What is Cancer?
According to the National Cancer Institute, cancer is a disease where abnormal cells divide without control and are able to invade other tissues of the body by traveling through the blood and lymph systems. There are more than 100 different types of cancer, each with different levels of fatality and prevention.
According to a review on radiation therapy, written by the International Journal of Medical Sciences (IJMS), cancer still remains the leading cause of death globally and an average 12.7 million cases are reported each year. Fortunately, the diagnosis of cancer is no longer as fatal as it once was. Technology and medical research have taken huge strides in the past three decades and have helped save numerous lives all over the world.

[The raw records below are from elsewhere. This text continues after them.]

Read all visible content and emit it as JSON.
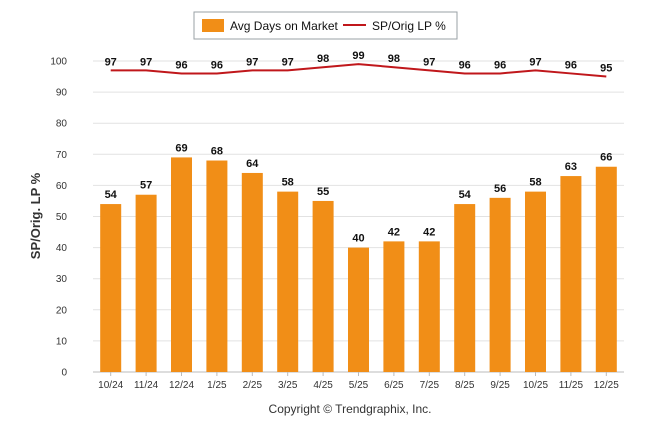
{
  "chart_data": {
    "type": "bar",
    "categories": [
      "10/24",
      "11/24",
      "12/24",
      "1/25",
      "2/25",
      "3/25",
      "4/25",
      "5/25",
      "6/25",
      "7/25",
      "8/25",
      "9/25",
      "10/25",
      "11/25",
      "12/25"
    ],
    "series": [
      {
        "name": "Avg Days on Market",
        "type": "bar",
        "color": "#f18e17",
        "values": [
          54,
          57,
          69,
          68,
          64,
          58,
          55,
          40,
          42,
          42,
          54,
          56,
          58,
          63,
          66
        ]
      },
      {
        "name": "SP/Orig LP %",
        "type": "line",
        "color": "#c0171b",
        "values": [
          97,
          97,
          96,
          96,
          97,
          97,
          98,
          99,
          98,
          97,
          96,
          96,
          97,
          96,
          95
        ]
      }
    ],
    "ylabel": "SP/Orig. LP %",
    "ylim": [
      0,
      100
    ],
    "yticks": [
      0,
      10,
      20,
      30,
      40,
      50,
      60,
      70,
      80,
      90,
      100
    ],
    "grid": true,
    "legend": "top-center"
  },
  "footer": "Copyright © Trendgraphix, Inc."
}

Technological advancements in the radiology field have led to better prevention, screening, and treatment of cancer.
Depending on the type and how far the cancerous cells have spread, cancer patients can either be treated with radiation therapy, surgery, chemotherapy, immunotherapy and hormonal therapy. Radiation therapy has the potential to stop the disease's cell division, and so it remains an important component of cancer treatment. Approximately 50% of all cancer patients receive radiation therapy during their course of illness. However, the patient is exposed to high doses of radiation that damage normal cells as well as cancer cells. This is what causes the pain that patients experience during treatment, such as nausea, vomiting, and infections. Although the treatment can more painful than the disease itself, extensive research has proven that the normal cells are able to recover faster and retain their normal function unlike cancer cells. That is why radiotherapy and chemotherapy are the most common forms of treatment.
Advances in Cancer Research and Treatment
Oncologists have discovered that using electron beams in radiation therapy are effective in treating cancerous tumors that are close to the skin's surface. The beams don't penetrate deep into the tissue and are concentrated at the tumor so they don't harm as many normal cells. Proton beams are a newer form of particle radiation that offer better dose distribution than electrons. Due to their unique absorption profile in human tissue, the beams are more precise in administering destructive energy to the tumor while sparing healthy tissue. For instance, these are commonly used on pediatric cancer patients and those with tumors near the skull or spinal cord. Dr. Wolfgang Schlegel is Head of the Department of Medical Physics in Radiation Oncology at the German Cancer Research Center, and believes proton therapy's precision targets tumors better than the radio-therapeutic X-rays used in conventional cancer treatments. “By varying the strength of the beam," he explains. "It is possible to control quite precisely where this explosion of energy takes place.” The proton beam can also be deflected by electromagnets to target the entire tumor in three dimensions.
The reason why this treatment hasn't been administered to other parts of the world is obvious. Hospitals in lower-income countries lack the money to afford a particle generator, while patients don't have the money to pay for the treatment. It's even limited in the US and UK because of the difficulty to generate the particles needed as well as the construction of a treatment facility and its equipment. However, the decreasing costs of cyclotrons (particle accelerators) are likely to result in the wider spread use of particle beam therapy in the future.